Speed: Spark can execute batch processing jobs 10 to 100 times faster than MapReduce. That doesn’t mean it lags behind when data has to be written to (and fetched from) disk, as it is the world record holder for large-scale on-disk sorting.
Ease Handling: Apache Spark has easy to use APIs, built for operating on large datasets.
Unified Engine: Spark can run on top of Hadoop, making use of its cluster manager and underlying storage. However, it can also run independent of Hadoop, joining hands with other cluster managers and storage platforms. It also comes with higher – level libraries that support SQL queries data streaming, machine learning and graph processing.
In-memory data sharing: Different jobs can share data within the memory, which makes it an ideal choice for iterative, interactive and event stream processing tasks.
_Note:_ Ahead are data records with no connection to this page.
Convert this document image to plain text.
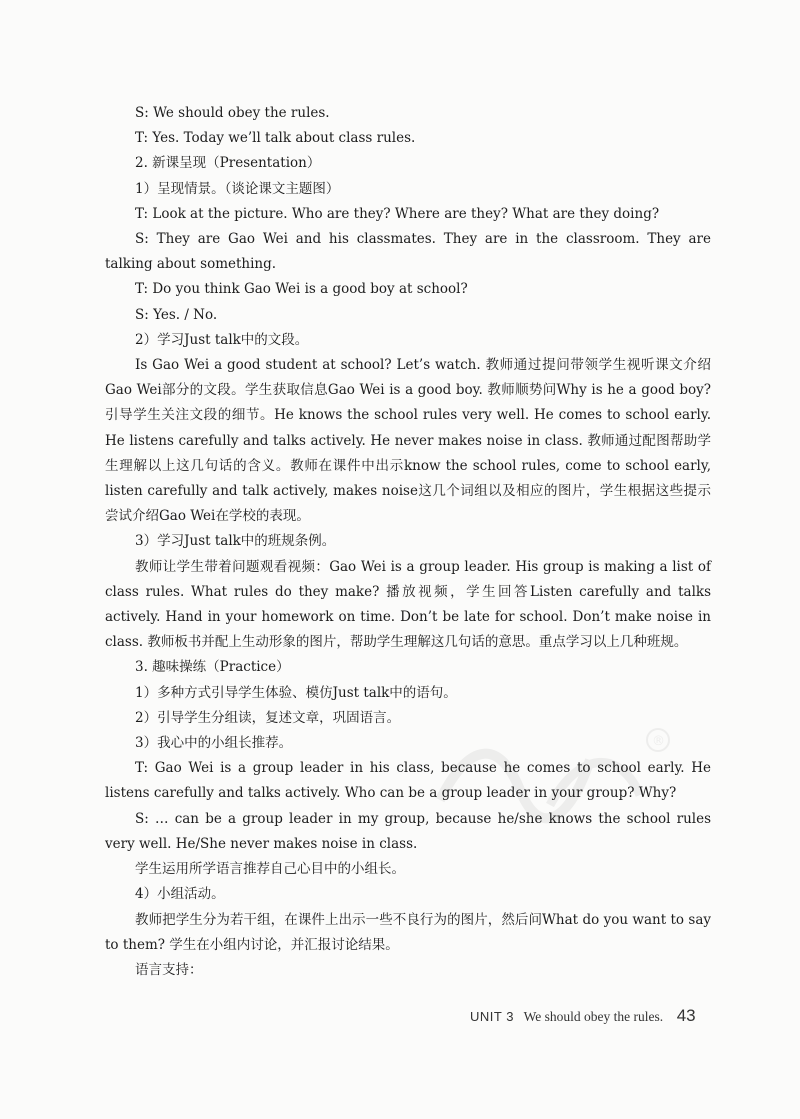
®

S: We should obey the rules.

T: Yes. Today we’ll talk about class rules.

2. 新课呈现（Presentation）

1）呈现情景。（谈论课文主题图）

T: Look at the picture. Who are they? Where are they? What are they doing?

S: They are Gao Wei and his classmates. They are in the classroom. They are talking about something.

T: Do you think Gao Wei is a good boy at school?

S: Yes. / No.

2）学习Just talk中的文段。

Is Gao Wei a good student at school? Let’s watch. 教师通过提问带领学生视听课文介绍Gao Wei部分的文段。学生获取信息Gao Wei is a good boy. 教师顺势问Why is he a good boy? 引导学生关注文段的细节。He knows the school rules very well. He comes to school early. He listens carefully and talks actively. He never makes noise in class. 教师通过配图帮助学生理解以上这几句话的含义。教师在课件中出示know the school rules, come to school early, listen carefully and talk actively, makes noise这几个词组以及相应的图片，学生根据这些提示尝试介绍Gao Wei在学校的表现。

3）学习Just talk中的班规条例。

教师让学生带着问题观看视频：Gao Wei is a group leader. His group is making a list of class rules. What rules do they make? 播放视频，学生回答Listen carefully and talks actively. Hand in your homework on time. Don’t be late for school. Don’t make noise in class. 教师板书并配上生动形象的图片，帮助学生理解这几句话的意思。重点学习以上几种班规。

3. 趣味操练（Practice）

1）多种方式引导学生体验、模仿Just talk中的语句。

2）引导学生分组读，复述文章，巩固语言。

3）我心中的小组长推荐。

T: Gao Wei is a group leader in his class, because he comes to school early. He listens carefully and talks actively. Who can be a group leader in your group? Why?

S: … can be a group leader in my group, because he/she knows the school rules very well. He/She never makes noise in class.

学生运用所学语言推荐自己心目中的小组长。

4）小组活动。

教师把学生分为若干组，在课件上出示一些不良行为的图片，然后问What do you want to say to them? 学生在小组内讨论，并汇报讨论结果。

语言支持：

UNIT 3 We should obey the rules. 43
Expanding user community: An active user community has led to a stable release of Spark within 2 years of its initial release. This speaks volumes of its worldwide acceptability, which is on the rise.
German for ‘quick’ or ‘nimble’, Apache Flink is the latest entrant to the list of open-source frameworks focused on Big Data Analytics that are trying to replace Hadoop’s aging MapReduce, just like Spark.
Advantages of Flink
Actual stream processing engine that can approximate batch processing, rather than being the other way around.
Better memory management: Explicit memory management gets rid of the occasional spikes found in Spark framework.
Speed: It manages faster speeds by allowing iterative processing to take place on the same node rather than having the cluster run them independently. Its performance can be further tuned by tweaking it to re-process only that part of data that has changed rather than the entire set. It offers up to five-fold boost in speed when compared to the standard processing algorithm.
Less configuration: While Spark needs a lot of configuration to be done, Flink gets easily configured.